I never want to be blindly trusting. I’ll always search for clues in people’s behaviours, which I have become quite gifted at, but I never want the search to distract me from who they are, at the same time. It’s a difficult balance, but one I’m becoming better at attaining.

I have to say, I prefer this life. The life of the trusted and the trusting, it really isn’t so bad. It’s easier, less complicated. It takes less energy to be open to things than to be fighting them, that’s for bloody sure.

I don’t know why, but I felt like writing. This. So, there you go.

Anyhow, bondage is getting written when I get some serious food into me at lunch, after a walk. GayBoy has entrusted Kitty to me. I must go feed and bond with cat; ie: taunt it mercilessly with string. “Here, kitty, kitty, kitty…”

But I may tease you and delay you when it comes to things like the bondage piece, but I always, always deliver. I just take my own damned sweet time, is all. It’s coming, though. It always comes.

3 Comments

  1. Haaaaaaa
    Posted May 15, 2006 at 2:20 pm | Permalink

    Lies ARE toxin. It’s better to fuck-up and admit it than to lie. I think we lie so much in everyday life to be people pleasers.
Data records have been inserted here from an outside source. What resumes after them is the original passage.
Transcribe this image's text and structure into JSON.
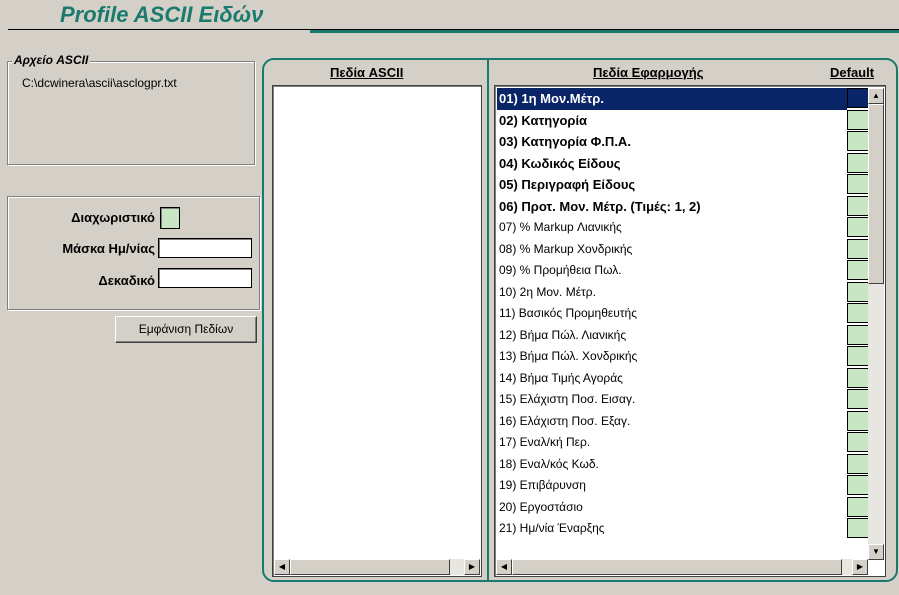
{
  "title": "Profile ASCII Ειδών",
  "ascii_file": {
    "label": "Αρχείο ASCII",
    "path": "C:\\dcwinera\\ascii\\asclogpr.txt"
  },
  "fields": {
    "separator_label": "Διαχωριστικό",
    "date_mask_label": "Μάσκα Ημ/νίας",
    "date_mask_value": "",
    "decimal_label": "Δεκαδικό",
    "decimal_value": "",
    "show_fields_button": "Εμφάνιση Πεδίων"
  },
  "headers": {
    "ascii_fields": "Πεδία ASCII",
    "app_fields": "Πεδία Εφαρμογής",
    "default": "Default"
  },
  "app_fields": [
    {
      "label": "01) 1η Μον.Μέτρ.",
      "bold": true,
      "selected": true
    },
    {
      "label": "02) Κατηγορία",
      "bold": true
    },
    {
      "label": "03) Κατηγορία Φ.Π.Α.",
      "bold": true
    },
    {
      "label": "04) Κωδικός Είδους",
      "bold": true
    },
    {
      "label": "05) Περιγραφή Είδους",
      "bold": true
    },
    {
      "label": "06) Προτ. Μον. Μέτρ. (Τιμές: 1, 2)",
      "bold": true
    },
    {
      "label": "07) % Markup Λιανικής"
    },
    {
      "label": "08) % Markup Χονδρικής"
    },
    {
      "label": "09) % Προμήθεια Πωλ."
    },
    {
      "label": "10) 2η Μον. Μέτρ."
    },
    {
      "label": "11) Βασικός Προμηθευτής"
    },
    {
      "label": "12) Βήμα Πώλ. Λιανικής"
    },
    {
      "label": "13) Βήμα Πώλ. Χονδρικής"
    },
    {
      "label": "14) Βήμα Τιμής Αγοράς"
    },
    {
      "label": "15) Ελάχιστη Ποσ. Εισαγ."
    },
    {
      "label": "16) Ελάχιστη Ποσ. Εξαγ."
    },
    {
      "label": "17) Εναλ/κή Περ."
    },
    {
      "label": "18) Εναλ/κός Κωδ."
    },
    {
      "label": "19) Επιβάρυνση"
    },
    {
      "label": "20) Εργοστάσιο"
    },
    {
      "label": "21) Ημ/νία Έναρξης"
    }
  ],
  "colors": {
    "accent": "#1a7a6e",
    "selection": "#0a2468",
    "default_cell": "#c8e6c4"
  }
}
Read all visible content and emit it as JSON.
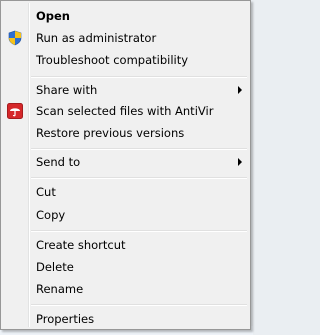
{
  "menu": {
    "open": "Open",
    "run_as_admin": "Run as administrator",
    "troubleshoot": "Troubleshoot compatibility",
    "share_with": "Share with",
    "scan_antivir": "Scan selected files with AntiVir",
    "restore_versions": "Restore previous versions",
    "send_to": "Send to",
    "cut": "Cut",
    "copy": "Copy",
    "create_shortcut": "Create shortcut",
    "delete": "Delete",
    "rename": "Rename",
    "properties": "Properties"
  },
  "icons": {
    "run_as_admin": "uac-shield-icon",
    "scan_antivir": "antivir-umbrella-icon",
    "submenu": "chevron-right-icon"
  },
  "colors": {
    "menu_background": "#f0f0f0",
    "menu_border": "#979797",
    "antivir_red": "#d5272a",
    "shield_blue": "#2f6fd0",
    "shield_yellow": "#f6c21a"
  }
}
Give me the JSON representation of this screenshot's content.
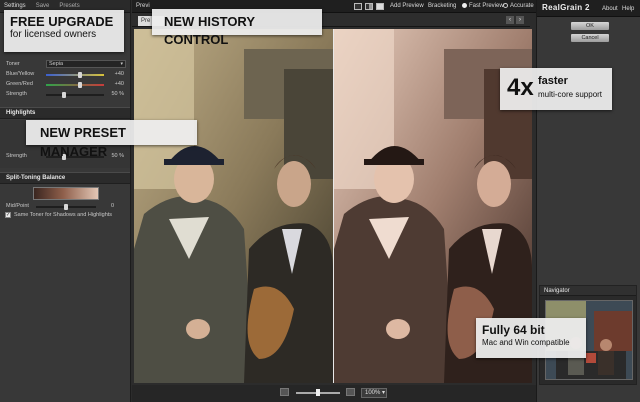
{
  "settings_panel": {
    "header": [
      "Settings",
      "Save",
      "Presets"
    ],
    "preset_row_label": "Pre",
    "toner": {
      "label": "Toner",
      "value": "Sepia",
      "blue_yellow": {
        "label": "Blue/Yellow",
        "value": "+40",
        "fraction": 0.55
      },
      "green_red": {
        "label": "Green/Red",
        "value": "+40",
        "fraction": 0.55
      },
      "strength": {
        "label": "Strength",
        "value": "50",
        "unit": "%",
        "fraction": 0.3
      }
    },
    "highlights": {
      "label": "Highlights",
      "strength": {
        "label": "Strength",
        "value": "50",
        "unit": "%",
        "fraction": 0.3
      }
    },
    "split_toning": {
      "label": "Split-Toning Balance",
      "midpoint_label": "Mid/Point",
      "midpoint_value": "0",
      "midpoint_fraction": 0.5,
      "same_toner_label": "Same Toner for Shadows and Highlights",
      "same_toner_checked": true
    }
  },
  "toolbar": {
    "preview_label": "Previ",
    "add_preview": "Add Preview",
    "bracketing": "Bracketing",
    "fast_preview": "Fast Preview",
    "accurate": "Accurate",
    "mode": "Fast Preview"
  },
  "tabs": {
    "preview_tab": "Pre"
  },
  "zoom": {
    "value": "100%",
    "slider_fraction": 0.5
  },
  "right_panel": {
    "brand": "RealGrain 2",
    "menu": [
      "About",
      "Help"
    ],
    "ok": "OK",
    "cancel": "Cancel"
  },
  "navigator": {
    "label": "Navigator"
  },
  "callouts": {
    "free_upgrade": {
      "title": "FREE UPGRADE",
      "subtitle": "for licensed owners"
    },
    "history": {
      "title": "NEW HISTORY CONTROL"
    },
    "preset": {
      "title": "NEW PRESET MANAGER"
    },
    "faster": {
      "number": "4x",
      "word": "faster",
      "subtitle": "multi-core support"
    },
    "bit64": {
      "title": "Fully 64 bit",
      "subtitle": "Mac and Win compatible"
    }
  },
  "colors": {
    "sepia_light": "#e3c7b6",
    "sepia_dark": "#3a2620",
    "accent": "#ededed"
  }
}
We have caught our son lying about stupid little things. It worries the hell of out of us because one day, when he is older, he will need our help. I don’t want him out there dealing with things and feeling like he needs to lie about it at home. He needs to know that he can be himself without lying about it. I think so few of us learn that lesson in life.

    Trusting and lies, are of course, at odds with each other. Trust is a special gift we give or receive that can’t exist where lies creep in. We don’t want to lose the trust, so we lie to keep it and therein lose it.

    I think the ultimate trust is to trust the heart of a person. Knowing they will sometimes fuck up and hurt you, because all people do, you still trust their intentions not to hurt you.

  2. me
    Posted May 16, 2006 at 9:56 am | Permalink

    My favorite part of Singles has to be when they’re interviewing Xavier McDaniels in Steve’s head while he’s with Linda, and the interviewer is all “Is there anything else you’d like to say?” and Xavier is like, “Oh yeah: Steve, don’t come!” Also, I hear you on Orlando Bloom. Doesn’t really float my boat. Johnny Depp in eye makeup is more manly than him trying to be swashbuckley.

    Trust has been hard for me lately; I’ve been burned by friends and lovers so much in the past few years. But I’m trying to let it come back. Slowly …

  3. scribe called steff
    Posted May 16, 2006 at 11:08 am | Permalink

    I may write about revisiting trust and how to build it up, maybe. I have to think on that one a bit, before I do.